The Dead occupy a unique niche in American musical history. A rock 'n' roll band playing folky songs with a jazzman's dedication to improvisation, they perplexed both themselves and critics by being the only group of any prominence to occupy the space they claimed through all the '60s, '70s, and '80s. But as they drew sustenance from the mighty river of American folk styles, so they became a source for American music further downstream. In the '90s, the Dead's spirit gave birth to a new wave of "jam bands"—whose fans emulate the Deadheads in their obsessive dedication and camp following—best exemplified by Phish.
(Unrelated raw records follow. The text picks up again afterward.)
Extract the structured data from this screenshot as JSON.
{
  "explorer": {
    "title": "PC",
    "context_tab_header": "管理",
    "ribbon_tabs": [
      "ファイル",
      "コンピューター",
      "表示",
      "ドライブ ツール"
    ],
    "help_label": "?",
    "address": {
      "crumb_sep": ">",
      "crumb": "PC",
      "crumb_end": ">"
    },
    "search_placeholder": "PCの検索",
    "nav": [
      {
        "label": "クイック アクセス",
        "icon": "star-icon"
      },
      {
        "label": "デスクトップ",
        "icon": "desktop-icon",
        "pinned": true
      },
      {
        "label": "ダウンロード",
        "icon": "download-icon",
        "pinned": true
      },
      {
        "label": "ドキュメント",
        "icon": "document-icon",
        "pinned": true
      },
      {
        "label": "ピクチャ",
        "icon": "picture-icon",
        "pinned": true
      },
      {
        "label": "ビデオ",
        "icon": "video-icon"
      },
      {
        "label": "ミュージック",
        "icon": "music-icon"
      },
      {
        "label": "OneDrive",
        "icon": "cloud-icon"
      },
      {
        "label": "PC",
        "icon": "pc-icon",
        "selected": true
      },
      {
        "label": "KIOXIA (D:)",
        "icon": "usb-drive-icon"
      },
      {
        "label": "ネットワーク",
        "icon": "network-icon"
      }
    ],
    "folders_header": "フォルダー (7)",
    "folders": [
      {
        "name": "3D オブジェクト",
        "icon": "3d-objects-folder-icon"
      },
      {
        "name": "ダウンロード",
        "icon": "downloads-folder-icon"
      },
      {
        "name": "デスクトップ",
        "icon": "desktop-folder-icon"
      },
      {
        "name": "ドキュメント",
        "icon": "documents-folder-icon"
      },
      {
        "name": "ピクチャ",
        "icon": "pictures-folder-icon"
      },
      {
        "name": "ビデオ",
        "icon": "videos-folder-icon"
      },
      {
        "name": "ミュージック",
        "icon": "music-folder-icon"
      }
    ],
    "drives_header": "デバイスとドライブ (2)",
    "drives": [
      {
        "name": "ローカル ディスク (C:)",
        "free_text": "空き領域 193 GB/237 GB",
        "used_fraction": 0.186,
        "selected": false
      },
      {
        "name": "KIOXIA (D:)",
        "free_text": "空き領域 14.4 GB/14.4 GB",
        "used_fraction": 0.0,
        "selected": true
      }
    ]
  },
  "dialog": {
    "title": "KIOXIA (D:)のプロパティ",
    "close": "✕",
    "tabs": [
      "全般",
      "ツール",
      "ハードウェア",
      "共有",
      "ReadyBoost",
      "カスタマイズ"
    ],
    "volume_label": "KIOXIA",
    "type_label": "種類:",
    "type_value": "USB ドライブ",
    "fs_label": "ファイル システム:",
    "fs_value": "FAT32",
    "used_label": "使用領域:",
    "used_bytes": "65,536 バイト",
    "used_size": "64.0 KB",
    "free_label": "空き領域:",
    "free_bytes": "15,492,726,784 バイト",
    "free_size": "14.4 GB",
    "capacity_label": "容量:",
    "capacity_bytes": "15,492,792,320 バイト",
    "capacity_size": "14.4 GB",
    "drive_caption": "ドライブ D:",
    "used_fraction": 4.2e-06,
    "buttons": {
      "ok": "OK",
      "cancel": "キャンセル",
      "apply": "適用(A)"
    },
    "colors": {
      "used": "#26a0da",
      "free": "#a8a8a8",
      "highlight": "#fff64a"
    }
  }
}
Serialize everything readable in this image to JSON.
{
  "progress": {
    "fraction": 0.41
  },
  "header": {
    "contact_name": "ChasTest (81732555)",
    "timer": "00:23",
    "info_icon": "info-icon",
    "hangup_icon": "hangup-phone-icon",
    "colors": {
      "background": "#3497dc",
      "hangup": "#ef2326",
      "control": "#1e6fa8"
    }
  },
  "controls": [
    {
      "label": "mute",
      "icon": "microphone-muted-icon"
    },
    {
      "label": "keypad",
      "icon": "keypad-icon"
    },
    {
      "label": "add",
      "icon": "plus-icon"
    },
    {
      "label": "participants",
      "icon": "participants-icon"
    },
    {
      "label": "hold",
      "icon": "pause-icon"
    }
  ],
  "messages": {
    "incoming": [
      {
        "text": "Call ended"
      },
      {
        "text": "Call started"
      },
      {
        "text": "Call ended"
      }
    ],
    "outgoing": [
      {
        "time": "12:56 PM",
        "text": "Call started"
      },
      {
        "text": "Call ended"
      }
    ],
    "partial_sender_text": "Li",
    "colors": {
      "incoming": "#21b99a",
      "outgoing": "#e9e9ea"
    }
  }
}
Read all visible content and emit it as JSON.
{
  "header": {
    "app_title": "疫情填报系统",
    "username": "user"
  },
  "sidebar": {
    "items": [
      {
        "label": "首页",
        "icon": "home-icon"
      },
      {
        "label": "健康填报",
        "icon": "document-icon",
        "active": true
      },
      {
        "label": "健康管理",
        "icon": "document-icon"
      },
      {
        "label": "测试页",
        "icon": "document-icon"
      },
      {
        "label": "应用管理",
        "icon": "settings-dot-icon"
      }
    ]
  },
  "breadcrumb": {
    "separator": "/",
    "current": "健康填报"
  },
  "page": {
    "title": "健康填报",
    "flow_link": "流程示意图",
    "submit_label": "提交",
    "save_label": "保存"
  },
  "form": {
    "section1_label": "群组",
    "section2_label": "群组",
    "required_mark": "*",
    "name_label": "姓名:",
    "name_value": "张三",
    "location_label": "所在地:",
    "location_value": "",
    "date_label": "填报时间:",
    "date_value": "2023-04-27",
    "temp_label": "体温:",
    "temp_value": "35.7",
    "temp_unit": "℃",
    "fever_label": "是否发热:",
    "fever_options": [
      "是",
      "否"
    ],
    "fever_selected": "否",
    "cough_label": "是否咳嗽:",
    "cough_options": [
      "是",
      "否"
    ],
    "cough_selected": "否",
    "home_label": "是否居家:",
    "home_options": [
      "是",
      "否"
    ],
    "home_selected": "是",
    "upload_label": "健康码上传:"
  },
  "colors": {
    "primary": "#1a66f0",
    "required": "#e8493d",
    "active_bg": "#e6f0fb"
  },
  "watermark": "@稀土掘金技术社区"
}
The Dead left behind a legacy of extraordinary songs and performances—a legacy best explored through hundreds of hours of recordings of live shows rather than through the band's usually failed studio efforts. As A Long Strange Trip shows, the Dead also left behind a legacy that challenges the idea, often voiced by the left and the right, that markets demean and disable culture. The Dead were a living example of how a communal enterprise can pursue a largely self-created way of art and life and bring real joy to millions.

Yet at the same time and with the purest motives, the band could also be a gigantic moneymaking machine that supported people, art, and a lifestyle. Art and commerce become the same thing when people are willing—or insanely eager—to pay for the privilege of being exposed to the art.

In achieving this, the Dead were true American capitalist visionaries, rich in dollars but also striving to remain rich in spirit. Doing their own thing, they became multimillionaires by accident, damn the complainers and damn the torpedoes. Like the character in one of their finest songs, "Uncle John's Band," they lived in a silver mine but called it Beggar's Tomb.

Former Dead manager Richard Loren told Carol Brightman, author of the 1998 book Sweet Chaos: The Grateful Dead's American Adventure, that the Dead were "anarchists" but also that "they were Americans. When I think of the Grateful Dead, I think of a flag and I think of a rose and I think of a steak and I think of a gun. And I think of the West, and I think of consciousness expansion. I think of irreverence and anarchy and I think of something pure."

The Dead insisted they had no message. But Garcia once summed up a most admirable anti-message about what the Dead experience meant: "A combination of music and the psychedelic experience taught me to fear power. I mean fear it and hate it." As the Dead once sang, perhaps Uncle Sam really was hiding out in a rock 'n' roll band.